Evo Morales Mietvertrag wurde nicht verlängert - er muss sich eine neue Wohnung suchen.

Urheber: Simon Wedege (CC BY 3.0)

Bolivien (däp) Der Mietvertrag für die neuwertige, auf zwei Etagen verteilte 200 qm große Luxus-Apartmentwohnung, die Boliviens Präsident und ehemaliger Kokabauer  Evo Morales seit 2006 bewohnt, wurde nicht verlängert. Besonders ärgerlich ist der Präsident über die Kündigung, weil er die Mietwohnung damals als heruntergekommene Sozialwohnung übernahm und anschließend in Eigenregie, mit handwerklichem Geschick und vielen Stunden schweißtreibender Arbeit, umgebaut hatte. Sein ganzes Präsidentengehalt und sonstige laufende Zuwendungen seines Volkes hat er in die Umbauarbeiten gesteckt. Aus diesem Grund konnte er auch keine sonstigen Rücklagen bilden und so steht der Präsident wohl bald völlig mittellos auf der Straße. In letzter Minute hat er zwar noch versucht die Vertragsklauseln zu ändern - leider umsonst.
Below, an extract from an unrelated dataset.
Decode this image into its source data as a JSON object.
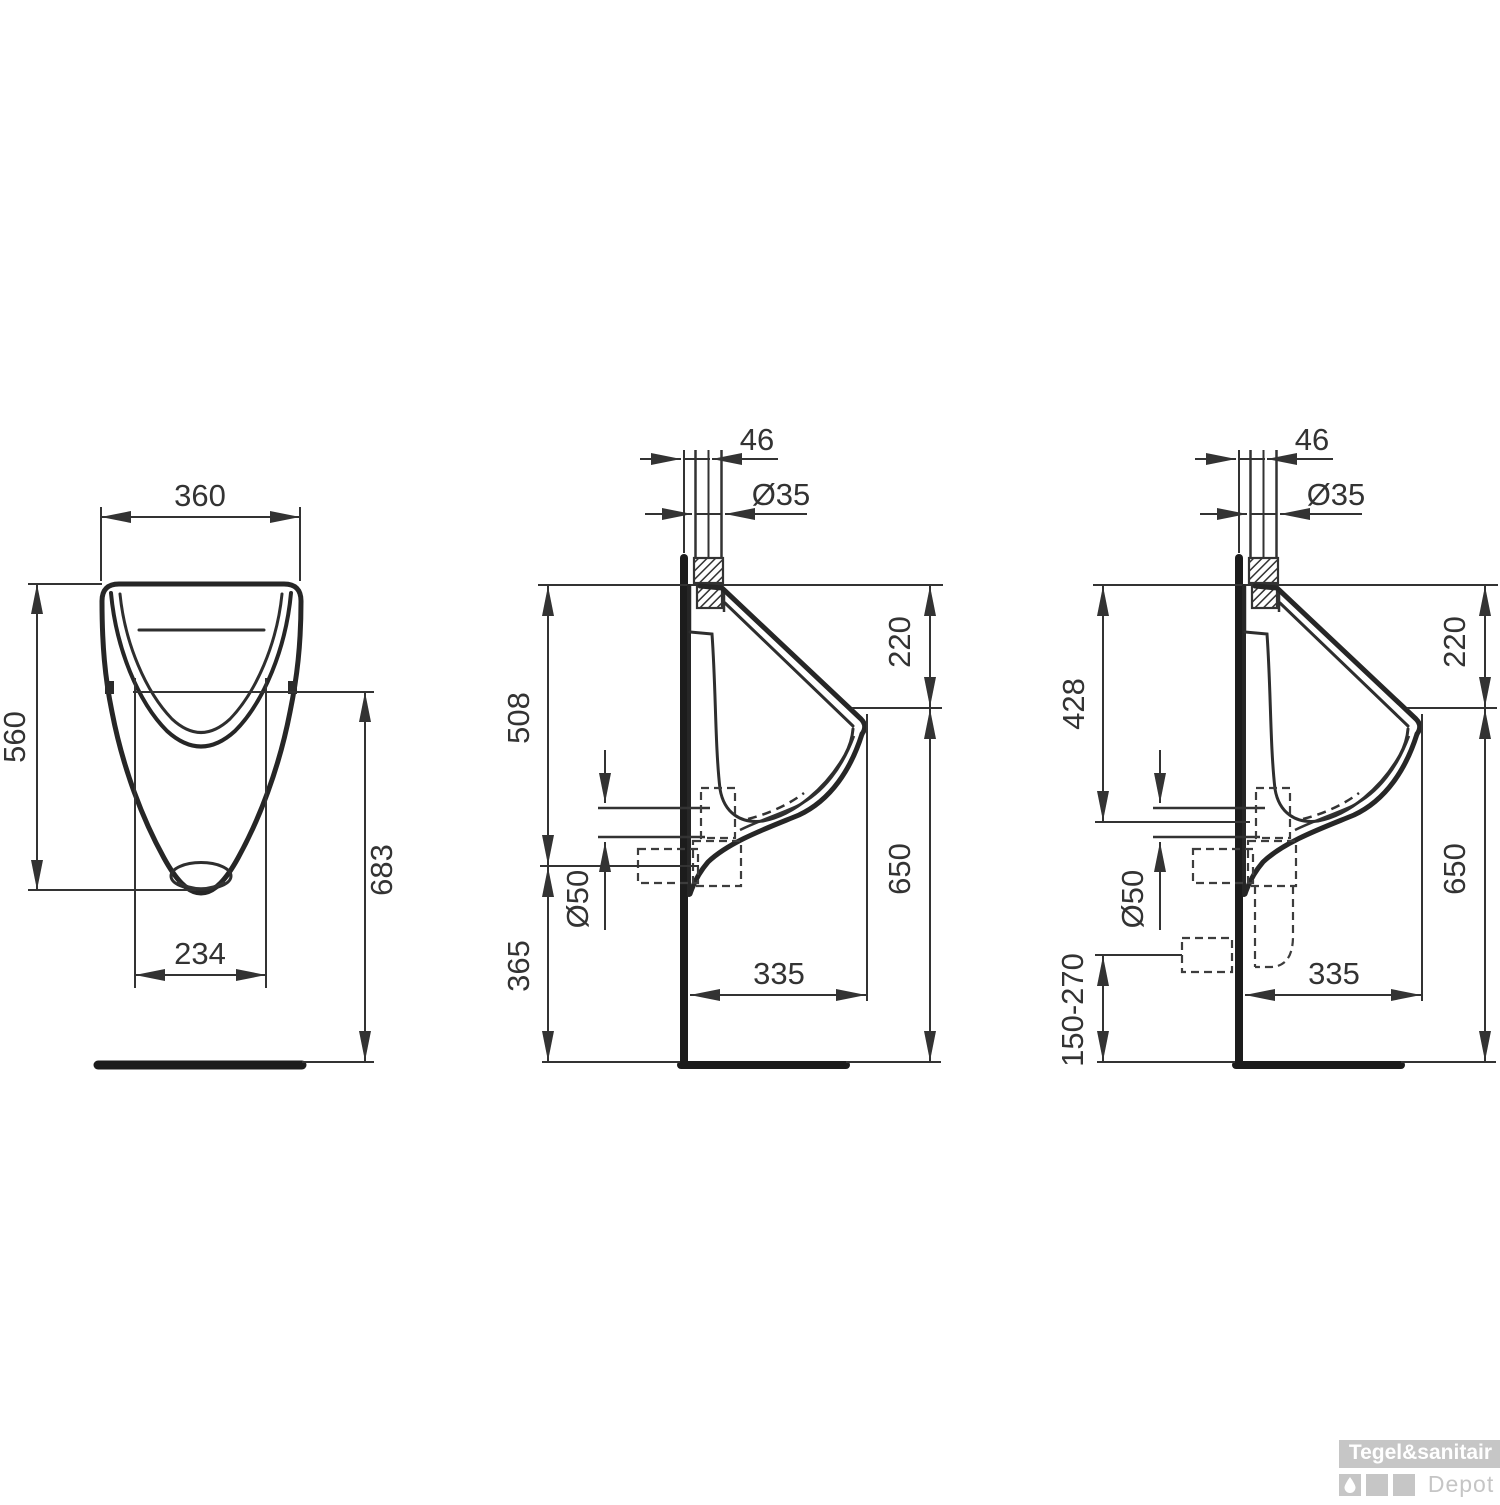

Gerne hätte der 56-Jährige den Mietvertrag bis mindestens 2060 verlängert.


Den von ihm eigenhändig eingebauten Treppenlift hat er eigentlich  ab seinem 90. Geburtstag im Jahre 2050 noch gut 10 Jahre benutzen wollen. Aber das bleibt jetzt durch die Kündigung ein frommer Wunsch. Er hat noch versucht wenigstens die finanziellen Aufwendungen für den Lift von dem Vermieter bei Auszug erstattet zu bekommen, der war aber der Meinung, dass er die Wohnung anschließend als Sozialwohnung an eine kinderreiche Familie vermieten wolle und dann würde der Treppenlift lediglich als eingebautes Spielzeug deklariert und einen Anspruch auf höhere Mietzahlung durch eingebautes Spielzeug zu begründen wäre kontraproduktiv. 


Ob die Managerin der chinesischen Firma ihn denn nicht unterstützen könne.


Dann erinnerte der Vermieter ihn noch daran, dass Morales doch vor neun Jahren eine Affäre mit einer jungen Frau gehabt habe, deren Firma er Aufträge in Höhe von umgerechnet einer halben Milliarde Euro vermittelt hätte. Die könnte sich doch eigentlich mit "ein paar Milliönchen" dafür erkenntlich zeigen. Auf jeden Fall, fuhr der Vermieter in seiner Rede fort, könne er nicht erkennen, wo das eigentliche Problem läge. Morales solle sich zusammenreißen und frohen Mutes in die Zukunft schauen. Wer der Zukunft ins Auge blickt, wird feststellen, dass es am Ende des Tunnels immer wieder hell wird. Ein Autofahrer schaut ja auch nicht ständig in den Rückspiegel.